What are the responsibilities and job description for the Senior Site Reliability Engineer position at Unisys?
Overall years of experience:
- 8 years of related experience in their specific area with experience leading teams on projects with similar scope and complexity.
- Bachelor’s or Master’s degree in computer science or equivalent.
- Certifications: AWS Solutions Architect, Agile Certified Practitioner (ACP), or relevant cloud certifications.
Job Description:
- We are seeking a highly skilled and experienced Site Reliability Engineer (SRE) to join our team.
- The ideal candidate will have a strong background in AWS cloud platforms, DevOps practices, and modern software development frameworks.
- The Site Reliability Engineer (SRE) will play a critical role in designing, building, and maintaining highly scalable, fault-tolerant, and secure cloud infrastructure while ensuring operational excellence, high availability, and reliability.
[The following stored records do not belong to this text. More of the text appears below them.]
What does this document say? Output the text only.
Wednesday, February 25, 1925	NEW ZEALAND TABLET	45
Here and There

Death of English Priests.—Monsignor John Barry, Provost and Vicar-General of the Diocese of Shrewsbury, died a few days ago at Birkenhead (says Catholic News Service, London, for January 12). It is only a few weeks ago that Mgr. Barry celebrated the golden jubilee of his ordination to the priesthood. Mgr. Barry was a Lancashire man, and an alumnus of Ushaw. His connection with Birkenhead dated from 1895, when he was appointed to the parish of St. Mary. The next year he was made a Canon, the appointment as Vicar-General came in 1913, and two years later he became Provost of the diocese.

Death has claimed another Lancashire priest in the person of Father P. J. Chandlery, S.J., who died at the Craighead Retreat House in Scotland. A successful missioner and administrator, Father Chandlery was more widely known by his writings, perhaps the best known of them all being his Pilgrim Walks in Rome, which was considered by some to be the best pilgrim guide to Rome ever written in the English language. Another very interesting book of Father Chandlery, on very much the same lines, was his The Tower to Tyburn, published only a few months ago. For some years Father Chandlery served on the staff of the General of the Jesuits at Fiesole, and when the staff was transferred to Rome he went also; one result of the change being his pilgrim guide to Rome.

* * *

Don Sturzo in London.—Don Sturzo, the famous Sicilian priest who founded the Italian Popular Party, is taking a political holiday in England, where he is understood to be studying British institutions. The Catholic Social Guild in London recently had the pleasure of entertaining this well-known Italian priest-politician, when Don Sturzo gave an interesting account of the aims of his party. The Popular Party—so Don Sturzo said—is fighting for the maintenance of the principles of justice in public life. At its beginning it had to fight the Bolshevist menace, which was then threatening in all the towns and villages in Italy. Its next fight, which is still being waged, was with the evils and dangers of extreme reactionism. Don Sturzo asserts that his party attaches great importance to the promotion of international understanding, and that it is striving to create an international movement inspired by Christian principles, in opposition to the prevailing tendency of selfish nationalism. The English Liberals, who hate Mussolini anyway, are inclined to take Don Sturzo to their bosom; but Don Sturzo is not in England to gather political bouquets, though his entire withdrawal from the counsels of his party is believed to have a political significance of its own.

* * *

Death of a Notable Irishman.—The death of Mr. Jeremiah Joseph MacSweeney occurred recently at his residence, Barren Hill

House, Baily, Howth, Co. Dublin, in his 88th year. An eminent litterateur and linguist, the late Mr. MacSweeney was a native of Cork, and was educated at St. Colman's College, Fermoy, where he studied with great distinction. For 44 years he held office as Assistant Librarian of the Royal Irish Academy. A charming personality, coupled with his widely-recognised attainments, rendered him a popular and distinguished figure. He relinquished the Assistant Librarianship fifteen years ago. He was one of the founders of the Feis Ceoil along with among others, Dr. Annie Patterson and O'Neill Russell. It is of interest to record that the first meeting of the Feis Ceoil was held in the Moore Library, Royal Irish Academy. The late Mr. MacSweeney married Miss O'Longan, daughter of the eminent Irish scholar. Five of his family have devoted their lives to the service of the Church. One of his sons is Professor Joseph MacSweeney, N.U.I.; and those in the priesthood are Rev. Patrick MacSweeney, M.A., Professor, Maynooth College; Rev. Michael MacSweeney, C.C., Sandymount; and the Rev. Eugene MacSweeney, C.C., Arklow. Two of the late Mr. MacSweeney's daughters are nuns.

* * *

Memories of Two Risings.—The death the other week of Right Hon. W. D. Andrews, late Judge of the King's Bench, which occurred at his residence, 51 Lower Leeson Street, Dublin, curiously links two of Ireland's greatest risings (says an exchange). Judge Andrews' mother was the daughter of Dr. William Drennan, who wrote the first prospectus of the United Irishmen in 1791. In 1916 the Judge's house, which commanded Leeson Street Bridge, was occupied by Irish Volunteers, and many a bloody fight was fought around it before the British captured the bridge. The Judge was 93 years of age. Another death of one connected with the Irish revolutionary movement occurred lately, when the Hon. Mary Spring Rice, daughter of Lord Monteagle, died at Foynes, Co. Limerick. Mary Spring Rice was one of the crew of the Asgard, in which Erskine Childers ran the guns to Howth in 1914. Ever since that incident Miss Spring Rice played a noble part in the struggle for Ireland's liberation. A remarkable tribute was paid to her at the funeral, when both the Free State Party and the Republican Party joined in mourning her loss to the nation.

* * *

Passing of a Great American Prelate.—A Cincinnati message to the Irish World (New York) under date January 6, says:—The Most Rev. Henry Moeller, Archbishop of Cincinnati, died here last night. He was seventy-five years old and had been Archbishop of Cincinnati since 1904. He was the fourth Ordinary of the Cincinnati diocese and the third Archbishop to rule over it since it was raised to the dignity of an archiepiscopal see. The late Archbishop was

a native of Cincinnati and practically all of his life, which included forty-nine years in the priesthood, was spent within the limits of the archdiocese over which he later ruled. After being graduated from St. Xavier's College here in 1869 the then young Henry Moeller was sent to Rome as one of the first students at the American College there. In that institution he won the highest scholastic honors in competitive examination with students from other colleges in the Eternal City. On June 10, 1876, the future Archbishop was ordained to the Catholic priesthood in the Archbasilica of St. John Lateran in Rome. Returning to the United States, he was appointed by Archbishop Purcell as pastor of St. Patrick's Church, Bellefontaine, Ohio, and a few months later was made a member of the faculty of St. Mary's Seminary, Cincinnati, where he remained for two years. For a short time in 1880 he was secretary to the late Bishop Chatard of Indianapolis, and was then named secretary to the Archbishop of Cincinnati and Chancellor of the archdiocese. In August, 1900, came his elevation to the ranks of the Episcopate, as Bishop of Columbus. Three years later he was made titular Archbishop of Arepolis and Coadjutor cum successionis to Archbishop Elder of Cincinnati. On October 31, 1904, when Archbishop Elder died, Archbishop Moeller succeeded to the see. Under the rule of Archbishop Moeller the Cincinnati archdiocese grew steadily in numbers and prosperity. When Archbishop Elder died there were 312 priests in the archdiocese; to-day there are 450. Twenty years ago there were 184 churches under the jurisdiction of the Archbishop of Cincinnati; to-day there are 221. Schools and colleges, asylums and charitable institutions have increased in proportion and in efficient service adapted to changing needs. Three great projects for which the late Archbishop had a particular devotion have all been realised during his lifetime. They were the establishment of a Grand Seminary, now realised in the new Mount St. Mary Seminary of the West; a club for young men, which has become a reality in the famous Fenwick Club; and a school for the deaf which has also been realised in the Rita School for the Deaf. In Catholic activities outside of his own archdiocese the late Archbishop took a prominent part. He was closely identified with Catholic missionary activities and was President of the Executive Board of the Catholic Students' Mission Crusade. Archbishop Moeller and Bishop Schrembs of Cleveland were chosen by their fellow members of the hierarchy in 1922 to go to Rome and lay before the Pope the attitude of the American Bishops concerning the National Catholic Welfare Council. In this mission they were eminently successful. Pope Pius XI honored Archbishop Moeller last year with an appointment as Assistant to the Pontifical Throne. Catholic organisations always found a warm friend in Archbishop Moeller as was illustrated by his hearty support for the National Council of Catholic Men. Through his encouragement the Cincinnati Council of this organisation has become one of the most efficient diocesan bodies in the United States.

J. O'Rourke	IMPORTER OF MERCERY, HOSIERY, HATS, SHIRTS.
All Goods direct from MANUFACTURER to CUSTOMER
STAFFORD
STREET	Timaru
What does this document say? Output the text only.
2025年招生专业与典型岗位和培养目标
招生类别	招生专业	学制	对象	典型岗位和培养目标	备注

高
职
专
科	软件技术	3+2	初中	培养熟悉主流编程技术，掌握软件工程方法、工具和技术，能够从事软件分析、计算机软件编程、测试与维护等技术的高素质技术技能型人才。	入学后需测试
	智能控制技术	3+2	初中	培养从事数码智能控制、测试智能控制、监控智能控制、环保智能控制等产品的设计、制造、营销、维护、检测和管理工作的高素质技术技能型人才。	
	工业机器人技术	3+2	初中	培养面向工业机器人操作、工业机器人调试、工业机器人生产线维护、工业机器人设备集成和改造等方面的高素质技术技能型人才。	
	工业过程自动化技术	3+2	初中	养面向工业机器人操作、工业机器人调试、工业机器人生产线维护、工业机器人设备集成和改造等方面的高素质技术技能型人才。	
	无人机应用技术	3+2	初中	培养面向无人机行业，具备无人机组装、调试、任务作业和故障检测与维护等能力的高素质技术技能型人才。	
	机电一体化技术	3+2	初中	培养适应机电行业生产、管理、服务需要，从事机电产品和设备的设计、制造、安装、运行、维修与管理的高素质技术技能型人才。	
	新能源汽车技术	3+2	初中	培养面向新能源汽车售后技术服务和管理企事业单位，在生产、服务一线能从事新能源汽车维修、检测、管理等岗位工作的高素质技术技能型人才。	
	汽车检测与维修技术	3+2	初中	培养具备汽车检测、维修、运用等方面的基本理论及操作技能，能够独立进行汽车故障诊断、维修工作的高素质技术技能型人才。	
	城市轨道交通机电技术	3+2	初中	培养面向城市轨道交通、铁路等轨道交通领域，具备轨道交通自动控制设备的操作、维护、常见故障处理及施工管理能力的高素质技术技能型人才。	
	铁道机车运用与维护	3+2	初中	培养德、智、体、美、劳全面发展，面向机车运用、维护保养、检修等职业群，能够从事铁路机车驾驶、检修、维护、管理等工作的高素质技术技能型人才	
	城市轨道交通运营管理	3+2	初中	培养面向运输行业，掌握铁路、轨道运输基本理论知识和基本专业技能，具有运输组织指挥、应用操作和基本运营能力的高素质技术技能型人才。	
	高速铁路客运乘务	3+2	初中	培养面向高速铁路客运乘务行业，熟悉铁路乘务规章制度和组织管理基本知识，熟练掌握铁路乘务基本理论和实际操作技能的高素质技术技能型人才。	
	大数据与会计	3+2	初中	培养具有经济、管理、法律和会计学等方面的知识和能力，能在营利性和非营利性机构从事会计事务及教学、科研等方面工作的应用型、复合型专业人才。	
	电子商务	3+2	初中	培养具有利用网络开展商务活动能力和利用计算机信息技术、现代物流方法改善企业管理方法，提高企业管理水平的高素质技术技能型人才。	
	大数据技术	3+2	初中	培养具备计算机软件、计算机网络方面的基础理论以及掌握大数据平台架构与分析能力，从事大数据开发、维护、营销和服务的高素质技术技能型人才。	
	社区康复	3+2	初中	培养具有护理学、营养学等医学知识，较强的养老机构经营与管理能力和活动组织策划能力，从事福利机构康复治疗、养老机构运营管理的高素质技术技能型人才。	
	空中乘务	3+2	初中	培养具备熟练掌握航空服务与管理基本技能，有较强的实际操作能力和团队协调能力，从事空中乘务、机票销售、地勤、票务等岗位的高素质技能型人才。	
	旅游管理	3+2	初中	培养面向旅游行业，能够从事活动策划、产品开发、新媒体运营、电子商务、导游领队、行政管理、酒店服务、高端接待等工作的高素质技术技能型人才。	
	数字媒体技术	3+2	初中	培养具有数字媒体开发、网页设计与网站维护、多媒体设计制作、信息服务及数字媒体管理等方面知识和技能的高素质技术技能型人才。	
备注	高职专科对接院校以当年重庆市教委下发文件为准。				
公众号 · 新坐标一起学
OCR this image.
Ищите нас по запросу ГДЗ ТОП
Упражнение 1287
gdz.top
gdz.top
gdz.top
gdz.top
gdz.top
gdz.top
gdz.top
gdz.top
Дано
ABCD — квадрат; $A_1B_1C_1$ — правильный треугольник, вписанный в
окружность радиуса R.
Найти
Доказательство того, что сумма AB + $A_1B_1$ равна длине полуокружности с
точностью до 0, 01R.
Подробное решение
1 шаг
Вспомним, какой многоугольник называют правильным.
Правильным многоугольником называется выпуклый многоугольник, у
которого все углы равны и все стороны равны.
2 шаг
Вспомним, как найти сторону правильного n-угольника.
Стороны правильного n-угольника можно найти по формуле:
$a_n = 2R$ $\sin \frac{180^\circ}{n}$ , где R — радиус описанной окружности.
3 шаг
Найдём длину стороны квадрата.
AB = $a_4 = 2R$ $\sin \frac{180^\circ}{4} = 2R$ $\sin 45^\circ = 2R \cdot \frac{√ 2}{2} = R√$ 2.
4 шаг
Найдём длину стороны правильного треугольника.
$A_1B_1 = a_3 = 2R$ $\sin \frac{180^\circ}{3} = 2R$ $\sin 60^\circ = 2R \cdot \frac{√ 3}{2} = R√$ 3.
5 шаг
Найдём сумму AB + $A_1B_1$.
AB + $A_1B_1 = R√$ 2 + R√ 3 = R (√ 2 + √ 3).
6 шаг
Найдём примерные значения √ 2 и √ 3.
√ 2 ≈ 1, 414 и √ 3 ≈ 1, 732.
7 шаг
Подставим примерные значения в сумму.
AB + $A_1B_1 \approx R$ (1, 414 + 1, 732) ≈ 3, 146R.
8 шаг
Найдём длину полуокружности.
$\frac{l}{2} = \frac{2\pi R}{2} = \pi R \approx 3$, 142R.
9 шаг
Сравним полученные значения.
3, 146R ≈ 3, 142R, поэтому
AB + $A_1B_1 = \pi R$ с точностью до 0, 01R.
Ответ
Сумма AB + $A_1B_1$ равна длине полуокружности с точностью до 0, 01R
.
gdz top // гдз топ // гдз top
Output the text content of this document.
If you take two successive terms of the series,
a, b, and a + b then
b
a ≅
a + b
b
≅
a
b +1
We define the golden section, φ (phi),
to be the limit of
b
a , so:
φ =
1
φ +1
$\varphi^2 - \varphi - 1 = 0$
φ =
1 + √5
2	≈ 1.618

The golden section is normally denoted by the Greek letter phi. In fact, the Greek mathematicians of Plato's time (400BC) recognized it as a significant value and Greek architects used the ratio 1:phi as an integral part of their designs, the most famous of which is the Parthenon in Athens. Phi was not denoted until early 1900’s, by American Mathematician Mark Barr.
- Some kind of programming/ development knowledge either in Java or in Python, so a good understanding of either Python or Java or both is excellent.
Key Responsibilities:
1. Cloud Infrastructure & Automation:
- Design, implement, and manage cloud-based infrastructure using platforms in AWS
- Utilize Infrastructure-as-Code (IaC) tools such as Terraform, CloudFormation, and Ansible to automate deployments and configurations.
- Create robust automation targeted at anomaly detection, toil reduction, recovery processes, and self-healing mechanisms, and optimize cloud costs.
2. DevSecOps & CI/CD:
- Deep understanding of DevSecOps principles and CI/CD pipelines using tools like GitLab, Jenkins, SonarQube, Nexus/Artifactory, and Docker.
- Implement security best practices, including IAM roles, RBAC, vulnerability remediation, and SAST/DAST/SCA tools.
3. Observability & Incident Management:
- Design and implement monitoring, logging, and distributed tracing solutions using tools like AWS CloudWatch, Splunk/SignalFX, Dynatrace, and OpenTelemetry.
- Lead root cause analysis, blameless postmortems, and proactive incident management to minimize MTTR and MTTD.
- Define and monitor SLOs, SLIs, and error budgets to ensure system reliability.
4. Microservices & API Management:
- Architect and manage microservices, serverless computing, and RESTful APIs.
- Ensure fault tolerance and resilience using design patterns like Circuit Breaker, Retry, Timeout, and Bulkhead.
5. Chaos Engineering & Resiliency:
- Conduct chaos engineering experiments using tools like AWS FIS and Chaos Toolkit.
- Perform resiliency assessments using Resilience Hub and implement self-healing solutions.
6. Database & Application Support:
- Manage and optimize database technologies such as PostgreSQL, MongoDB, DynamoDB, Oracle, and Redshift.
- Provide production support, including incident response, problem management, and runbook creation. Participate in on-call rotations.
7. Collaboration & Communication:
- Collaborate with cross-functional teams to implement shift-left testing practices (BDD, TDD, Unit, Regression).
- Create and maintain architecture diagrams, knowledge articles, and disaster recovery plans.
- Communicate effectively with stakeholders and demonstrate strong relationship management skills.
Required Skills & Qualifications:
- Expertise in cloud platforms (AWS) and container orchestration.
- Proficiency in programming/scripting languages such as Python, Java, Node.js, Bash, and PowerShell.
- Strong knowledge of database technologies (e.g., PostgreSQL, MongoDB, DynamoDB, Oracle, Redshift).
- Experience with DevOps tools (Jenkins, Docker, Nexus/Artifactory) and build tools (Maven, Gradle).
- Familiarity with AI/ML integrations, event-driven architectures, and distributed systems.
- Expertise in observability, logging, and monitoring tools (AWS CloudWatch, Splunk, Dynatrace, OpenTelemetry).
- Strong understanding of security practices, including IAM, RBAC, and vulnerability management.
- Experience with chaos engineering, resiliency assessments, and disaster recovery planning.
- Proficiency in performance testing tools (JMeter, LoadRunner) and capacity planning.
- Excellent verbal and written communication skills, with the ability to collaborate across teams.
Preferred Qualifications:
- Experience with AI/ML libraries (e.g., NLTK, Transformers, Spacy, SciPy), Amazon SageMaker, and GenAI tools.
- Familiarity with project management tools like JIRA, Confluence, and ServiceNow.
- Knowledge of utilities like AWS CLI, POSTMAN, and curl.
#LI-CGTS
#TS-3142